Try to be selective of the events you attend as they are expensive, just remember you can always make more money, but you can never get your time back. Make sure you always dress the part i.e. look professional when you attend networking events. A good tip I learnt is to wear something that will be a great conversational starter, such as an interesting tie or a bright handbag (not cheap looking mind you). Have the mindset that you are not going to meet everyone in the room, and that coming out with one solid connection is far better than twenty business cards that are just going to gather dust.

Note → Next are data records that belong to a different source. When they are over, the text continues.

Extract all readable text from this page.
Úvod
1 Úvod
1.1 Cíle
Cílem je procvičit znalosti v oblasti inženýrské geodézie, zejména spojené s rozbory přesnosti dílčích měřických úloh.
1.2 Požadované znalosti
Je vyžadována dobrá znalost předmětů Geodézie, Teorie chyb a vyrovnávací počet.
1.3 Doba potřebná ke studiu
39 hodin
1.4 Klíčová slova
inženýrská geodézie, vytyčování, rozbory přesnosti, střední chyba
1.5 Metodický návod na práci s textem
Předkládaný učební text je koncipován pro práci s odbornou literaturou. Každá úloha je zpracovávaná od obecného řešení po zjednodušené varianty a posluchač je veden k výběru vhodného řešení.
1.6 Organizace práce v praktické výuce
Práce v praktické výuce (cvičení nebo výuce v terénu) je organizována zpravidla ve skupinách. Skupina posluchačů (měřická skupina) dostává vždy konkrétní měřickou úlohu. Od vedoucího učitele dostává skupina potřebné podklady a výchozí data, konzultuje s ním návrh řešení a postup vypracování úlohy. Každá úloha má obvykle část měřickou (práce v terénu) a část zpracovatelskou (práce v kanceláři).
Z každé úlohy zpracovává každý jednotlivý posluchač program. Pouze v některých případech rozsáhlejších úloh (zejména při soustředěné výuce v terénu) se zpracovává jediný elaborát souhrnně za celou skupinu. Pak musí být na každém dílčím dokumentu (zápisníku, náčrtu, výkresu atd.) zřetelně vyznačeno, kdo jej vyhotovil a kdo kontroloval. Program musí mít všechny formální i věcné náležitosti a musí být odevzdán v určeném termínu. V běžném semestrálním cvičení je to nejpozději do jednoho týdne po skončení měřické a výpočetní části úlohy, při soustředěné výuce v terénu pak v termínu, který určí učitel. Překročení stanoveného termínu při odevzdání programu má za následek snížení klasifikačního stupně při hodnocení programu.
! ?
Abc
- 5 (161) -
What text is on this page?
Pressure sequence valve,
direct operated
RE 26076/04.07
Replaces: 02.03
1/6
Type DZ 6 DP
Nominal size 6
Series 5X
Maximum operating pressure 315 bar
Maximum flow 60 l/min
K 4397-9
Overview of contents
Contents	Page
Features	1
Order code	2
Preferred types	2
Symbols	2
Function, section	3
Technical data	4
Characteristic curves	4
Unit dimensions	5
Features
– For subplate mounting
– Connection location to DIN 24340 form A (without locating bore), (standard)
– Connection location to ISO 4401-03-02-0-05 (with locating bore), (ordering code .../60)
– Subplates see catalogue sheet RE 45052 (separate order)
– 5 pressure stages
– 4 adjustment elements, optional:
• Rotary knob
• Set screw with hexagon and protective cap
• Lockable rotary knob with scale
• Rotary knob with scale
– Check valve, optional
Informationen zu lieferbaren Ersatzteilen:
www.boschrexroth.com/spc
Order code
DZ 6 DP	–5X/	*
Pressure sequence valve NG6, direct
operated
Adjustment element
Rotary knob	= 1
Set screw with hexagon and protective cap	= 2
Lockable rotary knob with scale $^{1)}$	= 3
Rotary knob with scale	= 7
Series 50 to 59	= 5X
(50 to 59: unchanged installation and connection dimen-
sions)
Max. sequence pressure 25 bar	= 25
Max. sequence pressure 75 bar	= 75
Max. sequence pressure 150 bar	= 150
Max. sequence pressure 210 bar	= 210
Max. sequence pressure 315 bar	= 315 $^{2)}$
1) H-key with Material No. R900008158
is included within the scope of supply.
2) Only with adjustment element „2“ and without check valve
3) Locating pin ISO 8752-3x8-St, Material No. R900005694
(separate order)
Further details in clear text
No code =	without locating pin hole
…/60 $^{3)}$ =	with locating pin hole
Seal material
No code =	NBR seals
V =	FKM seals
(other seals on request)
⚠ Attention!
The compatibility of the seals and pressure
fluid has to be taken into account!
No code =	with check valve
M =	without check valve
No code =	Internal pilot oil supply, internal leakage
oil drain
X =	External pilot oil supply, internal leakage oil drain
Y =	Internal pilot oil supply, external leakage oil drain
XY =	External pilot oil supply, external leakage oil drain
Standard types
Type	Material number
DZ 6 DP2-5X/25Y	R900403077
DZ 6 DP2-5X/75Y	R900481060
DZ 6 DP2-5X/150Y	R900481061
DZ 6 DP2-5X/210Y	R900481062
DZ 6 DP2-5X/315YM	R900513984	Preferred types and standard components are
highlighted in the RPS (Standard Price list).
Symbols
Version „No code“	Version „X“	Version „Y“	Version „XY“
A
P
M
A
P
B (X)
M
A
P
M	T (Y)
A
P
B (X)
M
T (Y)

You will need to give out business cards during the event, so make sure you have at least fifteen shiny new ones, stored in a professional-looking business card holder. Remember you are not to just give them away willy nilly – only give them to people you have fully connected with and plan on doing again soon.

 

During the event.

Your businesses or your personal marketing message to each connection should be short, sweet and memorable. There’s no use rehearsing a huge speech that will sound too formal and rehearsed when you say it, plus they will probably lose interest.

Take notes after each conversation during that awkward time when you are standing by yourself, trying to look in control but not really knowing where you want to go or who you want to talk to next. Go to the edge of the room, or the bar and write down, on your phone or on the back of their business card, who you just spoke to and important details of what you spoke about.

 

When you introduce yourself to someone new.

  1. Make eye contact, smile and say ‘hello’
  2. State your first and last name
  3. Shake hands firmly for 1-3 shake

To remember what their name is, you will need to identify your learning style:

  • If you are a visual learner, try to imagine their name written across their forehead.
  • If you are a listening learner: use their name a few times in the conversation.
  • If you are a written learner: make sure to get their business card and write something about them or the conversation you had on it.

Don’t do a ‘house bunny’ and repeat their name in a weird voice. Just don’t.

Remember the best introductions from other networkers you meet and then tweak slightly them to make them your own.

Have some good questions in your pocket ready to wip out after a four-second silence, or find the ‘latch’ on the last topic and expand on it. The best questions are open-ended, not yes/no answers.

You need to always bring something to the table, don’t just sell yourself and your business – consider how your skills and experience can help solve others business problems or inspire others. Make sure that when you are having a conversation, it isn’t one-sided i.e. one person doing all the work. It should be a balance between talking and listening, and personal and work.

After the event.

Follow up with your new connections 24 hours after the event with an email. Personalise the email with details of your conversation, how much you enjoyed meeting them and even invite them to connect on Linkedin with you.

And of course, you are probably starving from eating ‘delicately’, so go eat that well deserved cold slice of pizza in the fridge.

Networking is a fabulous tool, and by remembering the three P’s: Prepare, Professional and Proactive – you are sure to succeed with them!